Outlook for pound since the UK election
The pound has performed quite well since the election. The movements of the pound fit call of many analysts that political stability, a focus on re-energising economic growth, and a keen eye on ensuring financial market stability will pay dividends for sterling.
>> Political stability to aid sterling
It is one reason why we are seeing sterling/dollar rising to over 1.40 and the pound pushing on towards 0.80 against the euro.
The incoming Labour government is focused full-time on ensuring financial market stability. It saw the carnage that was caused by the injudicious fiscal easing proposed by former Conservative PM Liz Truss back in 2022. Labor does not want this episode repeated under its watch. But it also wants to grow the economy after years in which it has underperformed both historical norms and the performance of peers.
The difficulty, as we may have found out in yesterday’s fiscal statement by new Chancellor Rachael Reeves, is that these two things might be in conflict.
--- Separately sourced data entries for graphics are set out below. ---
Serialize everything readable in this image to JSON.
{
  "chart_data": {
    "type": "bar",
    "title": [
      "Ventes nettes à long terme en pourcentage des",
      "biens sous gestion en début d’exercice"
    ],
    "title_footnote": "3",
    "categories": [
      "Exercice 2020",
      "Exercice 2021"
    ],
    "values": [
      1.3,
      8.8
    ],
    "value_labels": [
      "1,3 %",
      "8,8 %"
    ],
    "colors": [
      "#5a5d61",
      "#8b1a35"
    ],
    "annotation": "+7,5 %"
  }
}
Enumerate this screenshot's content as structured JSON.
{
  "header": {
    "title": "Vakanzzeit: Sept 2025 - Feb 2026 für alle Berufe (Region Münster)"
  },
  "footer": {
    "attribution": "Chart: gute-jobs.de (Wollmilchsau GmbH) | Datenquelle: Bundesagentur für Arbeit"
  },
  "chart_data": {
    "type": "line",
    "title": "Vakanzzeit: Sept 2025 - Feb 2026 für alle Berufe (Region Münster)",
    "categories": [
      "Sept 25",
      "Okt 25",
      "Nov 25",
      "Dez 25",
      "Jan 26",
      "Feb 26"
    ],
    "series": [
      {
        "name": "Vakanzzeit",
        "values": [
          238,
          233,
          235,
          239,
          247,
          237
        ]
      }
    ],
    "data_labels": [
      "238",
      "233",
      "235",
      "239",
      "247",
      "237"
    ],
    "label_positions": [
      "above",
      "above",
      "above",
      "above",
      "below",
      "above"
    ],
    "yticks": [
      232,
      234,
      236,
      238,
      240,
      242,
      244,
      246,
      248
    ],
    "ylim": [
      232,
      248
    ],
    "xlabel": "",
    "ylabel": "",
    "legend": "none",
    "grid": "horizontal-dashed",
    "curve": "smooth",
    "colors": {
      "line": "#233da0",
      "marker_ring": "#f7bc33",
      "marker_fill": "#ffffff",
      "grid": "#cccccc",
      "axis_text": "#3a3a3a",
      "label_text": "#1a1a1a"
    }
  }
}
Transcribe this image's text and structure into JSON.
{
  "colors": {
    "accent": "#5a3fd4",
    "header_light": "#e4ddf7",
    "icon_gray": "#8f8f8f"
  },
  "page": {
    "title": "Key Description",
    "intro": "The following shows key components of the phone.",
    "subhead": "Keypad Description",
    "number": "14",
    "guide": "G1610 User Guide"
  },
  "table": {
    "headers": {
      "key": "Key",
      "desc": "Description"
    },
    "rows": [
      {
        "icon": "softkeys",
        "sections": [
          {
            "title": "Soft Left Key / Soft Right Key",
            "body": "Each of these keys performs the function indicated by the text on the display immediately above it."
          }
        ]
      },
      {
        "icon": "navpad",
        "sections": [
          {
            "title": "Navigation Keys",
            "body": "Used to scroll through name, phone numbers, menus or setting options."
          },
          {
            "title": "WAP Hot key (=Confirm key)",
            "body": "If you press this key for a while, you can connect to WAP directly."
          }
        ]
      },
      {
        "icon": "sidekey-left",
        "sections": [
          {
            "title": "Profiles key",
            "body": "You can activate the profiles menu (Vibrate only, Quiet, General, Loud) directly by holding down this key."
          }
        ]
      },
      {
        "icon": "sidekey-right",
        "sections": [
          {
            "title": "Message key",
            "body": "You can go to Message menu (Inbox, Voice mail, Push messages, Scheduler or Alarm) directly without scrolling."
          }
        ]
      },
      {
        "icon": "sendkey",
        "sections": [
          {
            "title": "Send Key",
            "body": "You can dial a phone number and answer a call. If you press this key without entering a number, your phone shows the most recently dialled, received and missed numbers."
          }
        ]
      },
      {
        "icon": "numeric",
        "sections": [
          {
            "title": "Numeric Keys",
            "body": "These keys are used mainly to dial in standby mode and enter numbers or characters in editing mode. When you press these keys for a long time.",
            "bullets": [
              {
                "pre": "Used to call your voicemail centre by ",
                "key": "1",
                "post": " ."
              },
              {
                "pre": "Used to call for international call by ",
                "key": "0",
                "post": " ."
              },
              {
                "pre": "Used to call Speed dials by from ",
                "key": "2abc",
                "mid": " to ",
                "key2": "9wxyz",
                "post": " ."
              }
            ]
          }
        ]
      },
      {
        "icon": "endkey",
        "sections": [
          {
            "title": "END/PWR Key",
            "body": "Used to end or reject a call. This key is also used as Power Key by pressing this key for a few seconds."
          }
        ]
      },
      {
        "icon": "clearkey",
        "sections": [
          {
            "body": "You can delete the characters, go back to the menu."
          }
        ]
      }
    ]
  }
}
Ensuring financial market calmness leads to a fiscal policy that constrains the room for the economy to flourish. It is not unlike the situation the Conservative’s faced when the Party took over from Labour back in 2010 (in conjunction with the Liberal Democrats).
Back then, incoming Chancellor George Osborne claimed, like Reeves, that the previous government had left an enormous black hole in the budget. Osborne chose to plug this by unleashing a wave of fiscal austerity that most look back on today as a mistake. This was done largely for fiscal stability reasons because the government feared the bond market would be dragged down by the eurozone debt crisis.
However, the UK was never at such risk because the UK authorities had the option of printing money to pay down the debt; an escape route that was not open to Greece and other euro zone countries. Fast-forward to today, and the incoming Labour government is also scared of financial market skittishness. That’s why it pledged before the election to follow two fiscal rules; the first, that borrowing would only take place to cover investment, not consumption, and the second, that the debt/GDP ratio would be on a downward path by the end of the planning period.
And, to add teeth to these fiscal rules, the independent Office for Budget Responsibility (OBR) has been given more powers to adjudicate on the government’s fiscal plans. So far, this has worked to keep the pound and the gilt market stable. On Monday, the chancellor went further when she announced, not just that there is an unfunded GBP22bn shortfall in this year’s budget, but, perhaps surprisingly, that she was announcing measures to try to claw this back.
>> Is it time to buy sterling?
As these efforts include certain investment projects, such as road building, it has led to the inevitable criticism that Labour could repeat the fiscal austerity mistakes of the previous Conservative government, primarily because it fears the financial markets too much. But can any government fear the market too much?
Given the UK’s history of sterling crises in the past, many of which have been policy-induced, it would seem that the answer is ‘no’ you cannot fear the market too much. However, in this case, if the Labour government continues in the same sort of vein and Reeves becomes known as the second austerity chancellor, after Osborne, then there is a danger that it pays too much regard to financial market stability.
Steve Barrow, Head of Standard Bank G10 Strategy does not believe that the UK government will fall into this trap, and subsequent fiscal announcements, starting with the October 30th budget should demonstrate this. As for sterling, the question is this; is the pound most likely to rise because the government conducts over-zealous budgetary stringency that ultimately costs the economy in terms of its growth potential? Or is the pound more likely to rise because the government has a go-for-growth strategy that, while not taking liberties with fiscal policy, at least allows a notable rise in public investment? “We believe that the latter is more attractive to investors and that the pound will reap the benefits of this approach by rising not just in this ‘honeymoon’ period for the Labour government, but over the longer term as well,” Steve Barrow.